All of the contracts to supply defendant’s estimated needs at the various locations specified in the IFB were awarded as a result of competitive bidding, and on a least-cost basis to defendant. If an excess of domestically refined fuel under contract for such destinations over actual needs at those destinations materialized, defendant was well within its contractual rights in ordering the domestically refined fuel available to it to meet such actual needs (and no more) at the least possible cost.

To the extent, if any, plaintiff here complains that its contract quantities were cut back in consequence of the exercise by defendant of that right, plaintiff is not entitled to recover. On the present record, the effect of that conclusion on the parties cannot really be determined. Since, however, further proceedings to determine the amount of plaintiffs recovery are in any event required, that issue can also be explored in such proceedings.

*550One final matter requires brief note. On July 23, 1970, long after the implementation of the cutback, but prior to the commencement of suit in this court, plaintiff sought a contract amendment without consideration, pursuant to Public Law 85-804, 72 Stat. 972, 50 U.S.C. §§ 1431-1435. In making that request, plaintiff stated, inter alia, that the contract in suit was of the type "referred to as an indefinite quantity contract,” and that defendant’s actions thereunder were "within its literal rights under this unusual type of contract * * *.” Defendant seizes upon these statements as, in effect, a concession by plaintiff that it has no right to recover herein.

As plaintiff properly points out, the statements are, at best, ambiguous and amorphous. They were, moreover, made not prior to the onset of controversy between the parties, as defendant suggests, but as part of a post-controversy endeavor to obtain equitable relief. In all the circumstances, they deserve, and are given, no weight in determining the rights of the parties to this litigation.

CONCLUSION OF LAW

For the foregoing reasons, we find that the contract between Coastal States and the United States is an indefinite quantities, open-end contract; we also find that the United States has in good faith met all obligations which it had to plaintiff under the contract. Accordingly, the trial judge’s findings of fact, opinion, and recommended conclusion of law are modified to accord with the facts and law hereinbefore set forth. Since the court concludes that the defendant is not liable to the plaintiff, the petition is dismissed.

In its reply brief, plaintiff in effect concedes that it was not to supply all the needs of any particular destination listed in the IFB, but asserts that this is immaterial.

[The first 14 footnotes were in omitted portion.]

Plaintiff, and 14 other United States firms, were cut back a total of 397,000,000 gallons,' while no foreign supplier was cut back at all.

Because of the nature of the several procurements here relevant, the nature of the product involved, and the worldwide scope of those procurements, fitting the case neatly within a requirements, or indefinite quantities, contract mold, as the parties’ main briefs do, could be done, if at all, only by considerable forcing.
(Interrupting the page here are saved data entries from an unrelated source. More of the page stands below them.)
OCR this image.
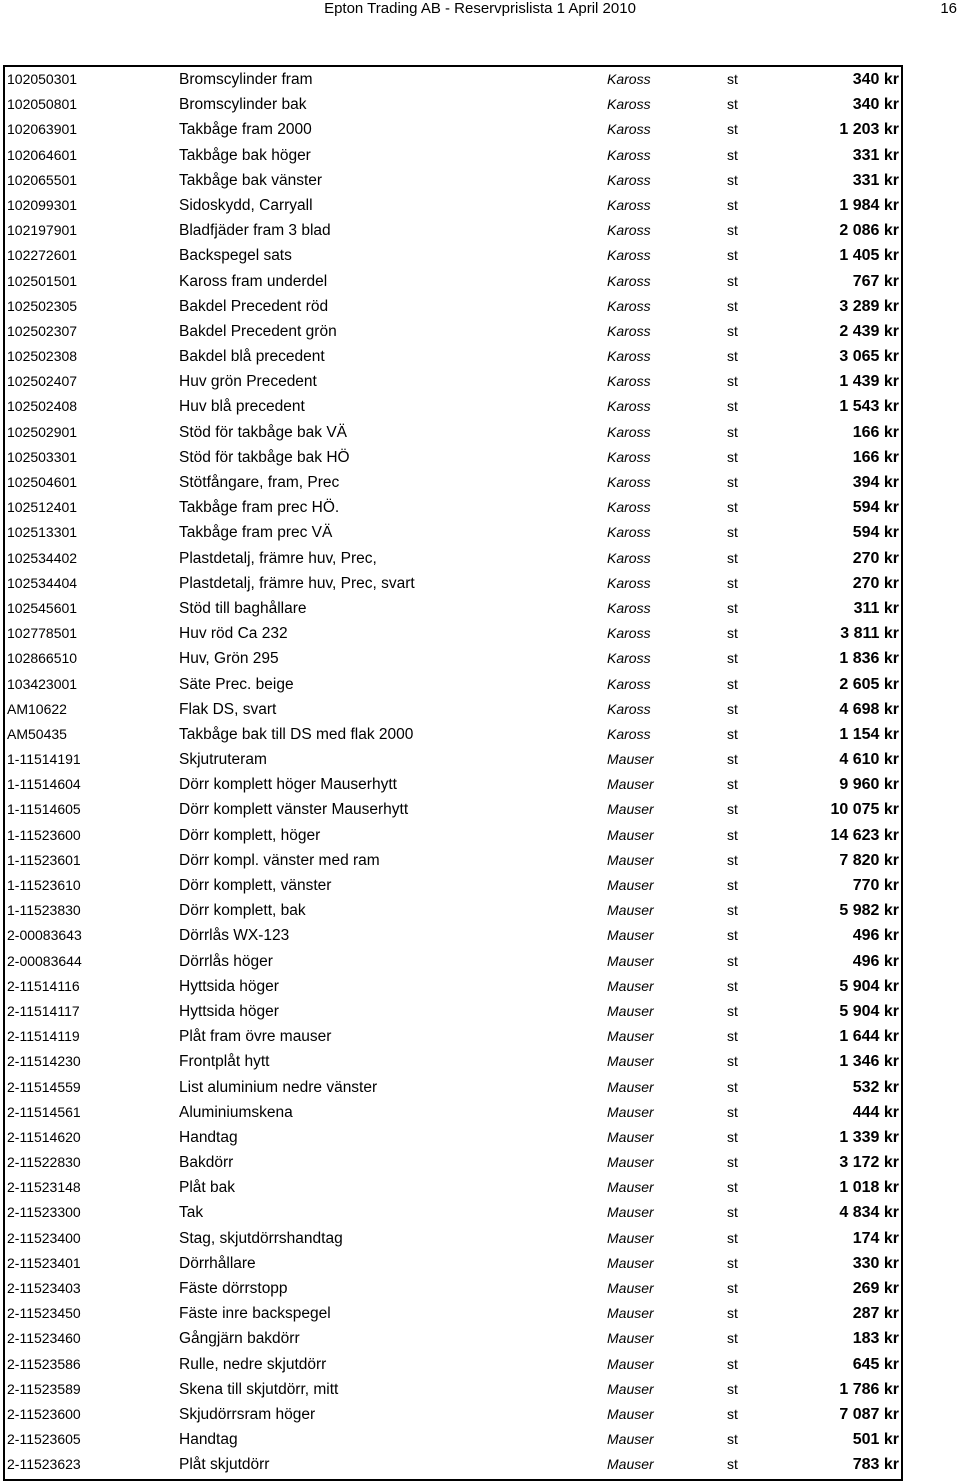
Epton Trading AB - Reservprislista 1 April 2010	16
102050301	Bromscylinder fram	Kaross	st	340 kr
102050801	Bromscylinder bak	Kaross	st	340 kr
102063901	Takbåge fram 2000	Kaross	st	1 203 kr
102064601	Takbåge bak höger	Kaross	st	331 kr
102065501	Takbåge bak vänster	Kaross	st	331 kr
102099301	Sidoskydd, Carryall	Kaross	st	1 984 kr
102197901	Bladfjäder fram 3 blad	Kaross	st	2 086 kr
102272601	Backspegel sats	Kaross	st	1 405 kr
102501501	Kaross fram underdel	Kaross	st	767 kr
102502305	Bakdel Precedent röd	Kaross	st	3 289 kr
102502307	Bakdel Precedent grön	Kaross	st	2 439 kr
102502308	Bakdel blå precedent	Kaross	st	3 065 kr
102502407	Huv grön Precedent	Kaross	st	1 439 kr
102502408	Huv blå precedent	Kaross	st	1 543 kr
102502901	Stöd för takbåge bak VÄ	Kaross	st	166 kr
102503301	Stöd för takbåge bak HÖ	Kaross	st	166 kr
102504601	Stötfångare, fram, Prec	Kaross	st	394 kr
102512401	Takbåge fram prec HÖ.	Kaross	st	594 kr
102513301	Takbåge fram prec VÄ	Kaross	st	594 kr
102534402	Plastdetalj, främre huv, Prec,	Kaross	st	270 kr
102534404	Plastdetalj, främre huv, Prec, svart	Kaross	st	270 kr
102545601	Stöd till baghållare	Kaross	st	311 kr
102778501	Huv röd Ca 232	Kaross	st	3 811 kr
102866510	Huv, Grön 295	Kaross	st	1 836 kr
103423001	Säte Prec. beige	Kaross	st	2 605 kr
AM10622	Flak DS, svart	Kaross	st	4 698 kr
AM50435	Takbåge bak till DS med flak 2000	Kaross	st	1 154 kr
1-11514191	Skjutruteram	Mauser	st	4 610 kr
1-11514604	Dörr komplett höger Mauserhytt	Mauser	st	9 960 kr
1-11514605	Dörr komplett vänster Mauserhytt	Mauser	st	10 075 kr
1-11523600	Dörr komplett, höger	Mauser	st	14 623 kr
1-11523601	Dörr kompl. vänster med ram	Mauser	st	7 820 kr
1-11523610	Dörr komplett, vänster	Mauser	st	770 kr
1-11523830	Dörr komplett, bak	Mauser	st	5 982 kr
2-00083643	Dörrlås WX-123	Mauser	st	496 kr
2-00083644	Dörrlås höger	Mauser	st	496 kr
2-11514116	Hyttsida höger	Mauser	st	5 904 kr
2-11514117	Hyttsida höger	Mauser	st	5 904 kr
2-11514119	Plåt fram övre mauser	Mauser	st	1 644 kr
2-11514230	Frontplåt hytt	Mauser	st	1 346 kr
2-11514559	List aluminium nedre vänster	Mauser	st	532 kr
2-11514561	Aluminiumskena	Mauser	st	444 kr
2-11514620	Handtag	Mauser	st	1 339 kr
2-11522830	Bakdörr	Mauser	st	3 172 kr
2-11523148	Plåt bak	Mauser	st	1 018 kr
2-11523300	Tak	Mauser	st	4 834 kr
2-11523400	Stag, skjutdörrshandtag	Mauser	st	174 kr
2-11523401	Dörrhållare	Mauser	st	330 kr
2-11523403	Fäste dörrstopp	Mauser	st	269 kr
2-11523450	Fäste inre backspegel	Mauser	st	287 kr
2-11523460	Gångjärn bakdörr	Mauser	st	183 kr
2-11523586	Rulle, nedre skjutdörr	Mauser	st	645 kr
2-11523589	Skena till skjutdörr, mitt	Mauser	st	1 786 kr
2-11523600	Skjudörrsram höger	Mauser	st	7 087 kr
2-11523605	Handtag	Mauser	st	501 kr
2-11523623	Plåt skjutdörr	Mauser	st	783 kr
In fact, considerable amounts of plaintiffs origin delivery JP-4 jet fuel, theoretically designated for overseas use, were delivered to, inter alia, Alaska, Florida, Georgia, and South Carolina.
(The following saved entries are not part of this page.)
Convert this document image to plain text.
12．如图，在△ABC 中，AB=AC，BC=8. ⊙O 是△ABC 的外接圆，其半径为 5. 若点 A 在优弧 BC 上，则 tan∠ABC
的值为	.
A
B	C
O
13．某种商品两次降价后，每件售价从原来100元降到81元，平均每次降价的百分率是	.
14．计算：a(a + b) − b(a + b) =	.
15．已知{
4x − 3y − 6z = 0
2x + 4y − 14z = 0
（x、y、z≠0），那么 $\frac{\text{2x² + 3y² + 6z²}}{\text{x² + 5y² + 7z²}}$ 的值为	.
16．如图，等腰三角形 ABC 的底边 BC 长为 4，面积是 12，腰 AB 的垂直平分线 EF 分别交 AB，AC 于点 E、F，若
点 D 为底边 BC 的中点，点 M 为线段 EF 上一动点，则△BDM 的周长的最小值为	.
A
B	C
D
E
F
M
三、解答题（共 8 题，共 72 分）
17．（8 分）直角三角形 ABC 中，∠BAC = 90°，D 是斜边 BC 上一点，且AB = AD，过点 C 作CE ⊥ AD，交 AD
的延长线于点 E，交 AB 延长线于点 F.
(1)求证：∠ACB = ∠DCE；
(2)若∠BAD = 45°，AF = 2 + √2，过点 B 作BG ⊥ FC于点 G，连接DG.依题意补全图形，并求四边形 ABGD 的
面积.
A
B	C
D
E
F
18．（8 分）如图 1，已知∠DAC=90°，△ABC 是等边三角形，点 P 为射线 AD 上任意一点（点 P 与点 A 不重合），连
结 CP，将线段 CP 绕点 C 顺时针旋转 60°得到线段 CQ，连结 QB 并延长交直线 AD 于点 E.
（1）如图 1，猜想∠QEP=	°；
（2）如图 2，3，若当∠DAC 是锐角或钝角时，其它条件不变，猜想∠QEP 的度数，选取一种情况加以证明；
Plaintiffs contract explicitly stated that each pipeline or tanker delivery would be, minimally, 840,000 gallons. While it is unnecessary so to hold, this provision would be difficult to construe as consistent with defendant’s view of the Scope of Contract clause.

Parenthetically, this construction is confirmed by contract modifications between the parties, both before and after implementation of the cutback, decreasing quantities of items awarded to plaintiff, and adding new items. See E. H. Sales, Inc. v. United States, 169 Ct. Cl. 269, 340 F.2d 358 (1965).